Throughout most of the post-Nolan period, those charged with operating the church’s safeguarding structures remained fairly tight lipped about the difficulties they faced. That changed with the Independent Inquiry into Child Sexual Abuse (IICSA), which examined safeguarding in the church’s most populous diocese in England and Wales (Birmingham) and its lead diocese (Westminster). IICSA enabled those involved in church safeguarding to speak candidly for the first time, and on the whole they were fairly damning. As IICSA reported last November, although some positive changes were achieved by Nolan and Cumberlege, the pace of change in many areas has been unacceptably slow. IICSA was especially critical of church leaders, highlighting their “delay in implementing change” and “reluctance to acknowledge responsibility, to hold individuals to account or to make sincere apologies”. Many church leaders, IICSA concluded, conveyed a “grudging and unsympathetic attitude to victims” and “failure in some of these areas contributed to more children experiencing actual abuse and many other being exposed to the risk of sexual abuse”. As we know, Cardinal Nichols was himself singled out for stinging criticism. Along with other church leaders, he remains in post.

This is the landscape that Afzal inherits, one where some progress has been made since 2001, but where some church leaders are still happy to pay public lip service to safeguarding whilst passively resisting or even in some instances obstructing it behind the scenes. Can Afzal succeed where others have struggled? He has the necessary personal qualities but in my view, his prospects of success depend primarily on whether he has the tools to do the job.  On this, there remains some doubt.   

One big problem since Nolan has been that central safeguarding bodies lacked the power to enforce a “one church” approach.  The new Catholic safeguarding agency which has now been created following the Elliot review replaces separate existing structures with a “single body with greater regulatory powers”. Supposedly, these powers will mean that “each Church body partnered with the agency is complying with published standards”. Whether this happens in practice will be crucial. As IICSA discovered, when Cardinal Nichols, then Archbishop of Birmingham, had to deal with a conflict between COPCA and his diocese, he sided with his diocese, and this is still the default reaction of too many in the church. If the new enforcement powers are not honoured, Afzal should be prepared to go.

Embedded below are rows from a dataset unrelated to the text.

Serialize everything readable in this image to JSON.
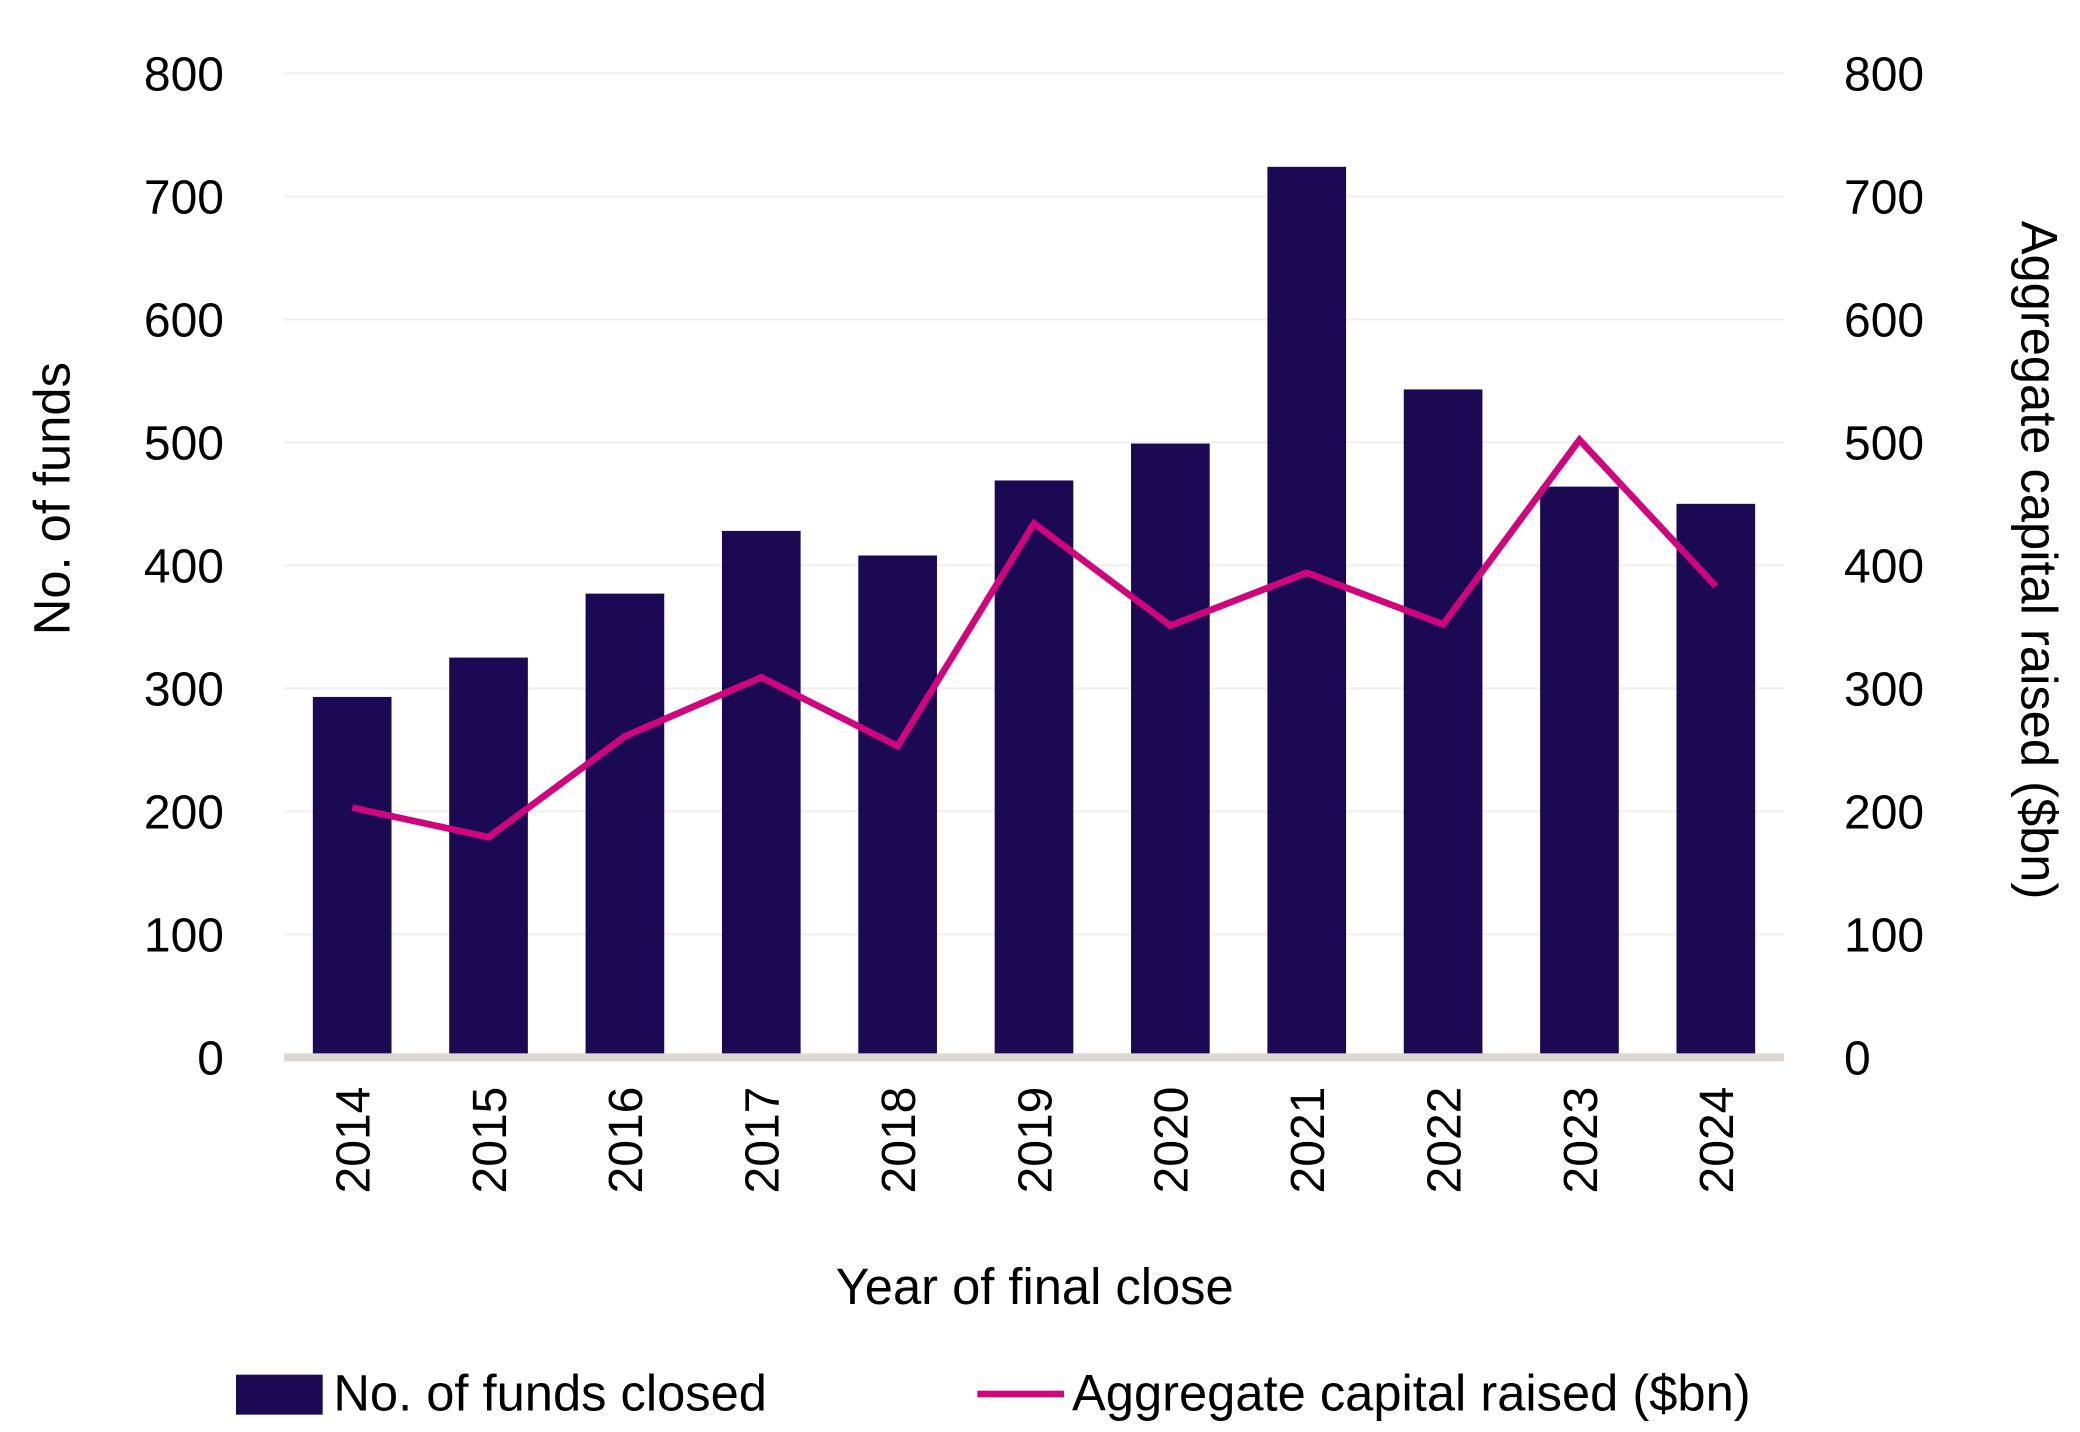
{
  "chart_data": {
    "type": "bar",
    "title": "",
    "xlabel": "Year of final close",
    "ylabel": "No. of funds",
    "y2label": "Aggregate capital raised ($bn)",
    "categories": [
      "2014",
      "2015",
      "2016",
      "2017",
      "2018",
      "2019",
      "2020",
      "2021",
      "2022",
      "2023",
      "2024"
    ],
    "series": [
      {
        "name": "No. of funds closed",
        "type": "bar",
        "axis": "left",
        "color": "#1b0954",
        "values": [
          293,
          325,
          377,
          428,
          408,
          469,
          499,
          724,
          543,
          464,
          450
        ]
      },
      {
        "name": "Aggregate capital raised ($bn)",
        "type": "line",
        "axis": "right",
        "color": "#d0047c",
        "values": [
          203,
          179,
          261,
          309,
          253,
          434,
          351,
          394,
          352,
          502,
          383
        ]
      }
    ],
    "ylim": [
      0,
      800
    ],
    "y2lim": [
      0,
      800
    ],
    "yticks": [
      "0",
      "100",
      "200",
      "300",
      "400",
      "500",
      "600",
      "700",
      "800"
    ],
    "y2ticks": [
      "0",
      "100",
      "200",
      "300",
      "400",
      "500",
      "600",
      "700",
      "800"
    ],
    "grid": true,
    "legend_position": "bottom"
  },
  "legend": {
    "bar_label": "No. of funds closed",
    "line_label": "Aggregate capital raised ($bn)"
  },
  "colors": {
    "bar": "#1b0954",
    "line": "#d0047c",
    "grid": "#efefef",
    "baseline": "#ddd8d3"
  }
}
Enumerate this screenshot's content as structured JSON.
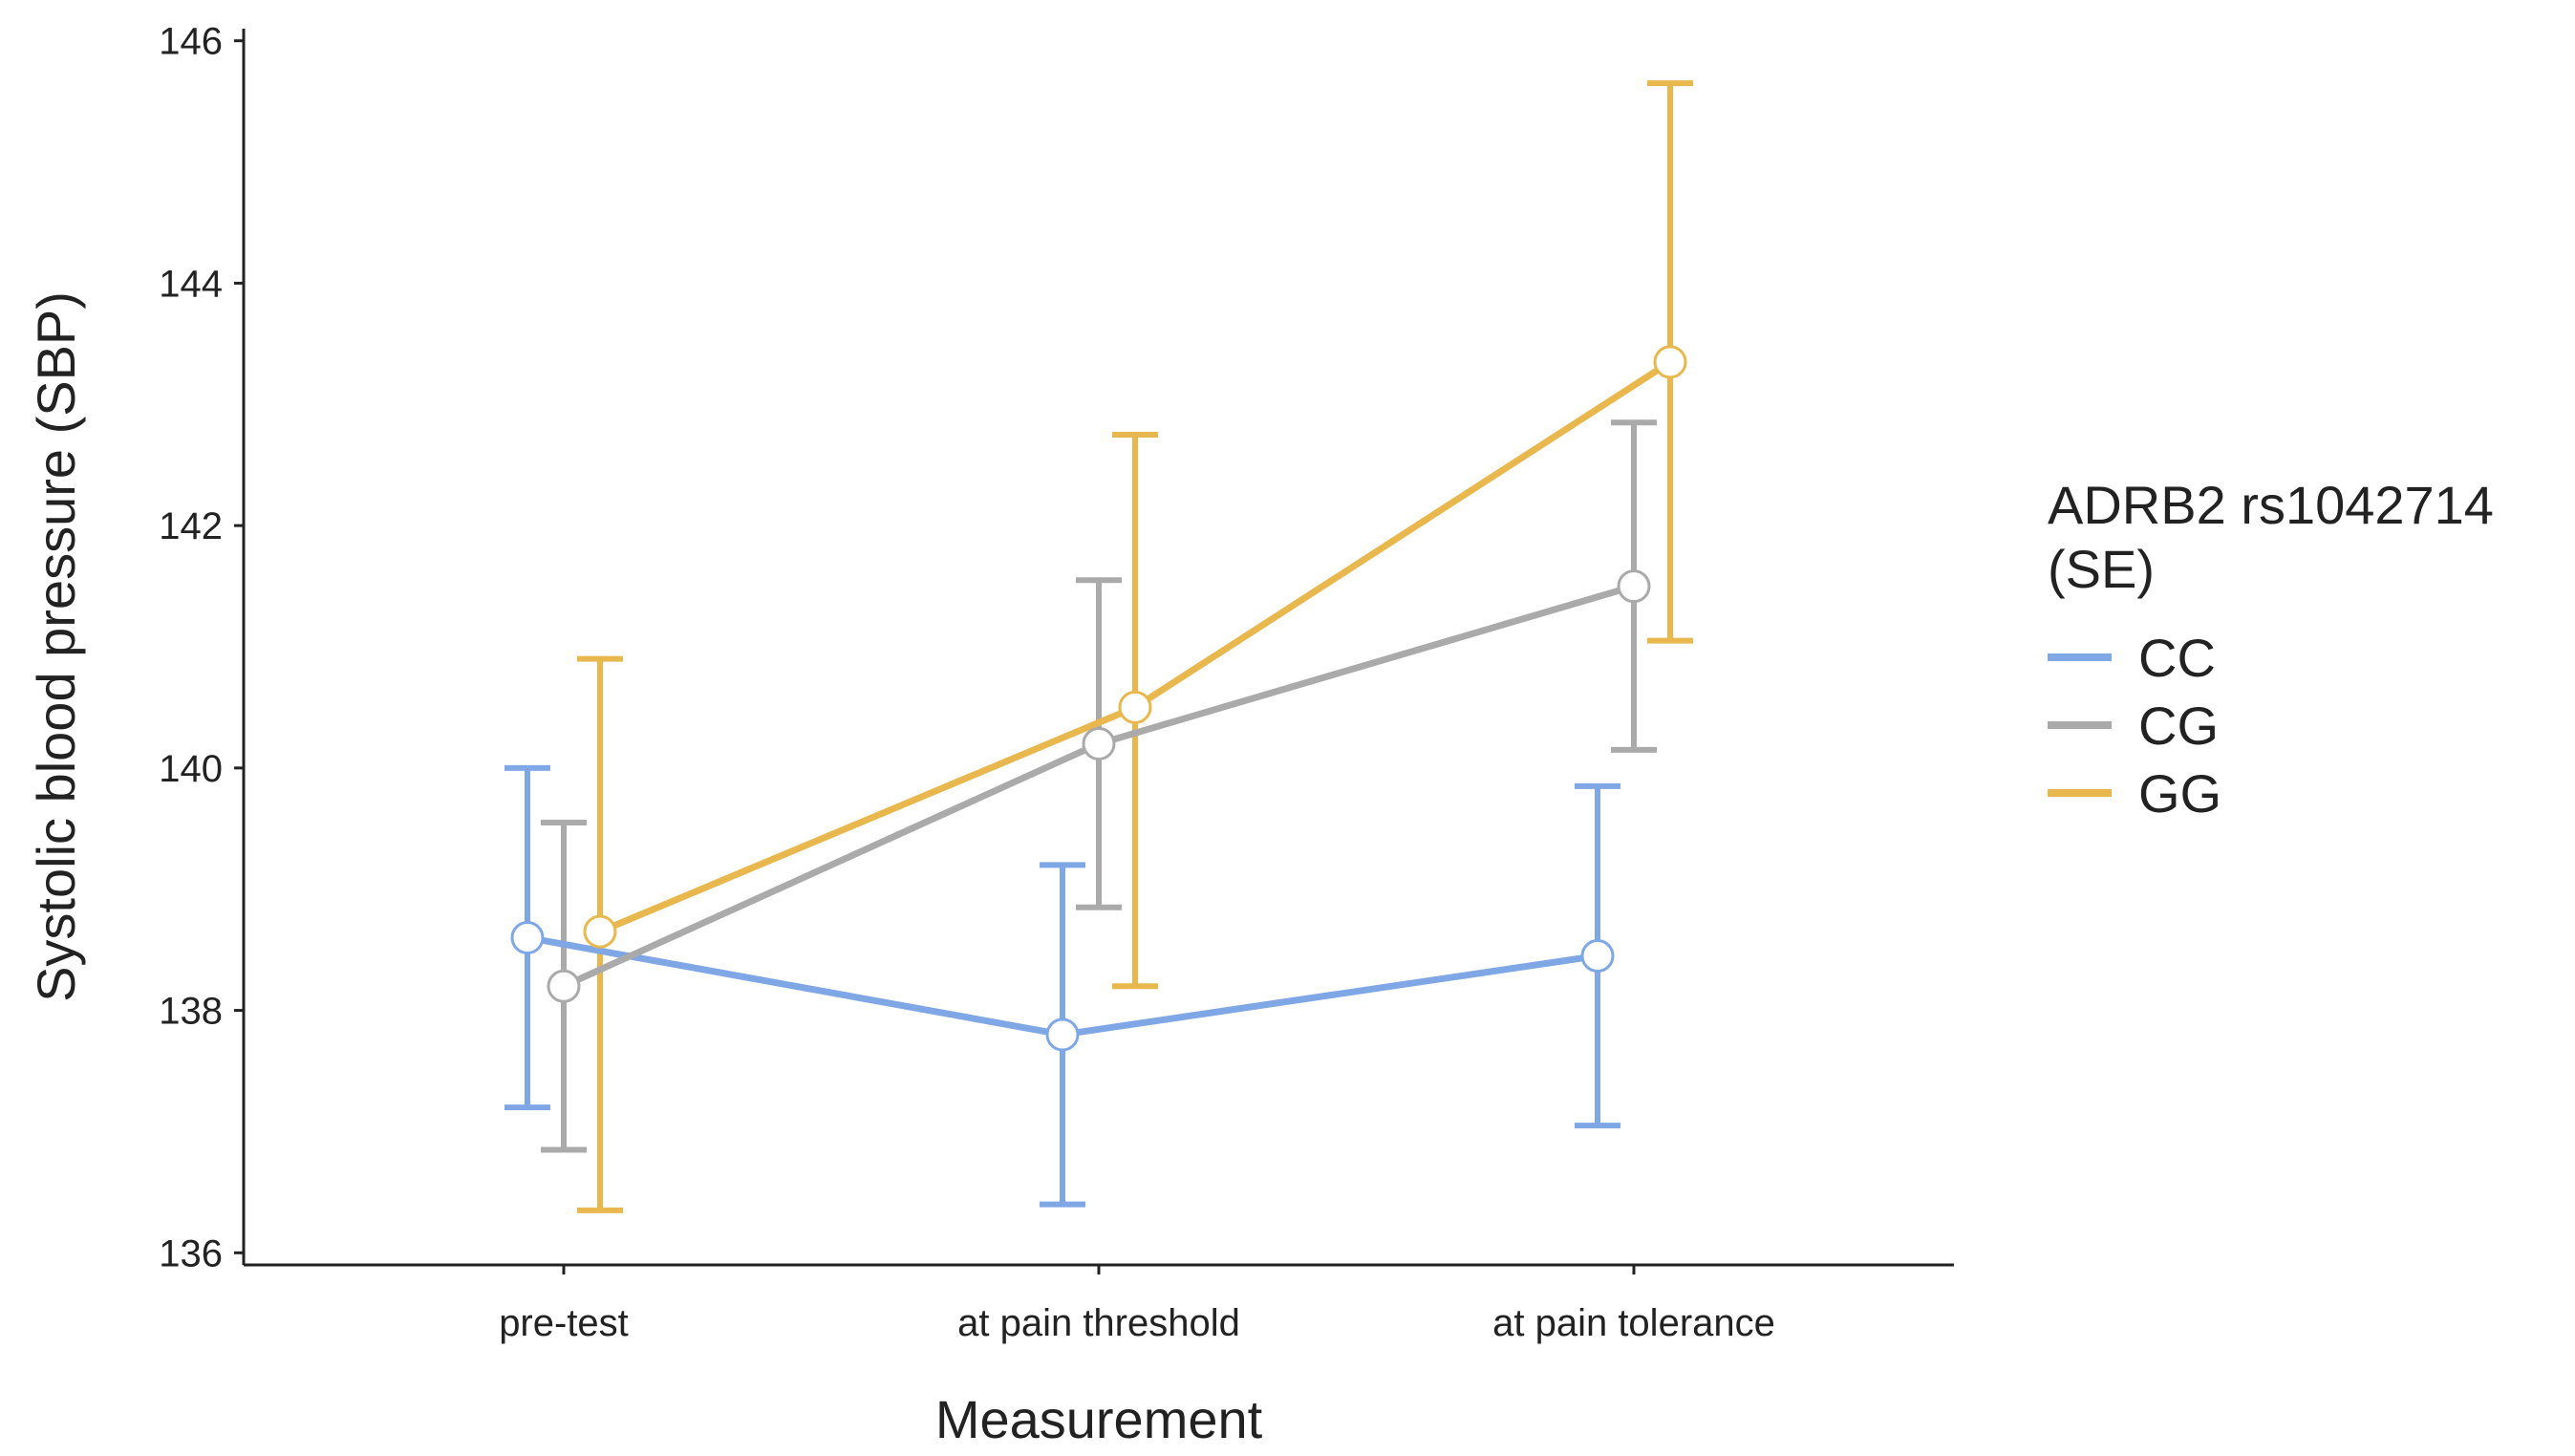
{
  "chart_data": {
    "type": "line",
    "title": "",
    "xlabel": "Measurement",
    "ylabel": "Systolic blood pressure (SBP)",
    "ylim": [
      135.9,
      146.1
    ],
    "yticks": [
      "136",
      "138",
      "140",
      "142",
      "144",
      "146"
    ],
    "categories": [
      "pre-test",
      "at pain threshold",
      "at pain tolerance"
    ],
    "legend": {
      "title_line1": "ADRB2 rs1042714",
      "title_line2": "(SE)",
      "placement": "right"
    },
    "series": [
      {
        "name": "CC",
        "color": "#7fa7e6",
        "values": [
          138.6,
          137.8,
          138.45
        ],
        "lower": [
          137.2,
          136.4,
          137.05
        ],
        "upper": [
          140.0,
          139.2,
          139.85
        ]
      },
      {
        "name": "CG",
        "color": "#aaaaaa",
        "values": [
          138.2,
          140.2,
          141.5
        ],
        "lower": [
          136.85,
          138.85,
          140.15
        ],
        "upper": [
          139.55,
          141.55,
          142.85
        ]
      },
      {
        "name": "GG",
        "color": "#e8b84f",
        "values": [
          138.65,
          140.5,
          143.35
        ],
        "lower": [
          136.35,
          138.2,
          141.05
        ],
        "upper": [
          140.9,
          142.75,
          145.65
        ]
      }
    ]
  }
}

However, an even bigger issue hangs over this, which is the current absence of any mandatory reporting law in England and Wales. As I explained in a previous post, at the moment it remains perfectly legal for a church leader to know that a child has been abused but to sit on this knowledge. This fundamental flaw in our law means, very simply, that the new safeguarding body can never be entirely sure that all allegations or reasonable suspicions of abuse have actually been reported to the statutory authorities. The ability of the new body to track how abuse is responded to and require changes in that response is thus compromised from the very outset – it cannot act on what it doesn’t know. Of course this is not something the Catholic Church can change. Only parliament can do that, and on this issue we await IICSA’s verdict in its final report.

But without mandatory reporting, along the lines advocated by the campaign group Mandate Now, I fear that Afzal’s task could ultimately prove too difficult.